Ha. As if. I wouldn’t be caught dead in a corset. Bodice boning was bad enough. I couldn’t imagine intentionally squishing myself like a sausage. I’d end up passing out before I got there.
“Are you even listening to me?” she groused. “You never listen to me!”
I closed my closet in defeat, mentally preparing myself for the fashion assault on my senses in the morning. “I’m listening, Mom.”
“Are you going with someone? Are you dating? Why didn’t you tell me?” she fired off, each question exploding like a rocket.
“Slow down!” Good Lord. “We aren’t dating!” For all I knew, it wasn’t even a date.
“Honey, he invited you to a Lorelei event. That isn’t something you invite a friend to.”
Of all the friggin times for her to be eavesdropping, of course it had to be then. With the Lorelei bit out of the bag, I was done for. “Mom, relax.”
“Don’t relax me, Keely Eileen! This is serious stuff! Why are you keeping secrets from your mother?”
Buckle up. A Marjorie Doyle guilt trip was about to kick off if I wasn’t careful. “Can you stop, please? This isn’t some grand conspiracy against you.”
“She’s hiding stuff from us, Sean! I told you this would happen!” A sniffle on the other end confirmed that the crocodile tears were coming. The same tears that led me to live on campus at a college less than a half hour away, eager to breathe.
I sat on the edge of my bed, a knot forming in my gut. As usual, everything was my fault. I’d long outgrown my purpose. “I want to talk to Dad.”
“No, no! We’re not finished here! Why are you acting like this?”

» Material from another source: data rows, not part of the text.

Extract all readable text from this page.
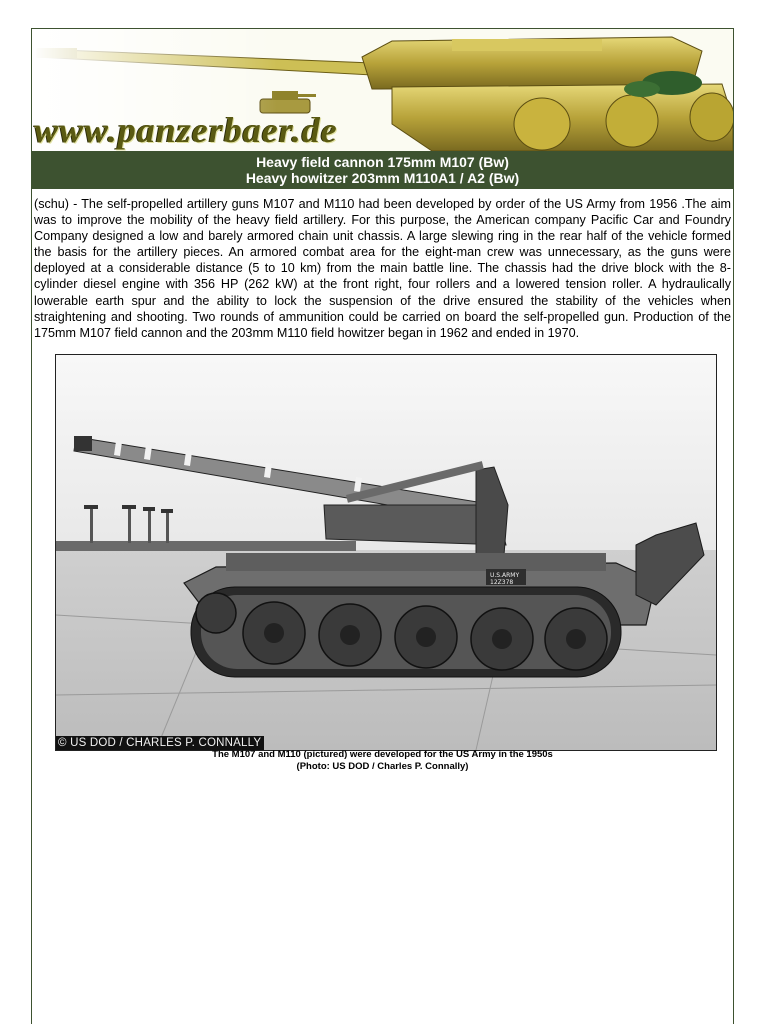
www.panzerbaer.de
Heavy field cannon 175mm M107 (Bw)
Heavy howitzer 203mm M110A1 / A2 (Bw)

(schu) - The self-propelled artillery guns M107 and M110 had been developed by order of the US Army from 1956 .The aim was to improve the mobility of the heavy field artillery. For this purpose, the American company Pacific Car and Foundry Company designed a low and barely armored chain unit chassis. A large slewing ring in the rear half of the vehicle formed the basis for the artillery pieces. An armored combat area for the eight-man crew was unnecessary, as the guns were deployed at a considerable distance (5 to 10 km) from the main battle line. The chassis had the drive block with the 8-cylinder diesel engine with 356 HP (262 kW) at the front right, four rollers and a lowered tension roller. A hydraulically lowerable earth spur and the ability to lock the suspension of the drive ensured the stability of the vehicles when straightening and shooting. Two rounds of ammunition could be carried on board the self-propelled gun. Production of the 175mm M107 field cannon and the 203mm M110 field howitzer began in 1962 and ended in 1970.

U.S.ARMY
12Z378
© US DOD / CHARLES P. CONNALLY
The M107 and M110 (pictured) were developed for the US Army in the 1950s
(Photo: US DOD / Charles P. Connally)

I counted to five in my head, a little trick I’d learned from one of the many therapists I’d seen over the years. The people that knew the ins and outs of the Doyles like no one else. Mom would be thrilled if one ever threw ethics to the wind and wrote a tell-all about us.
“I already said I’m not dating anyone. I’m single. Happily so.” Maybe the last bit wasn’t true, but my private life would remain just that - private.
“You’re impossible.” The phone dropped then, a loud bang on the other end.
“She stormed outside in a huff,” Dad murmured a moment later. “Congratulations.”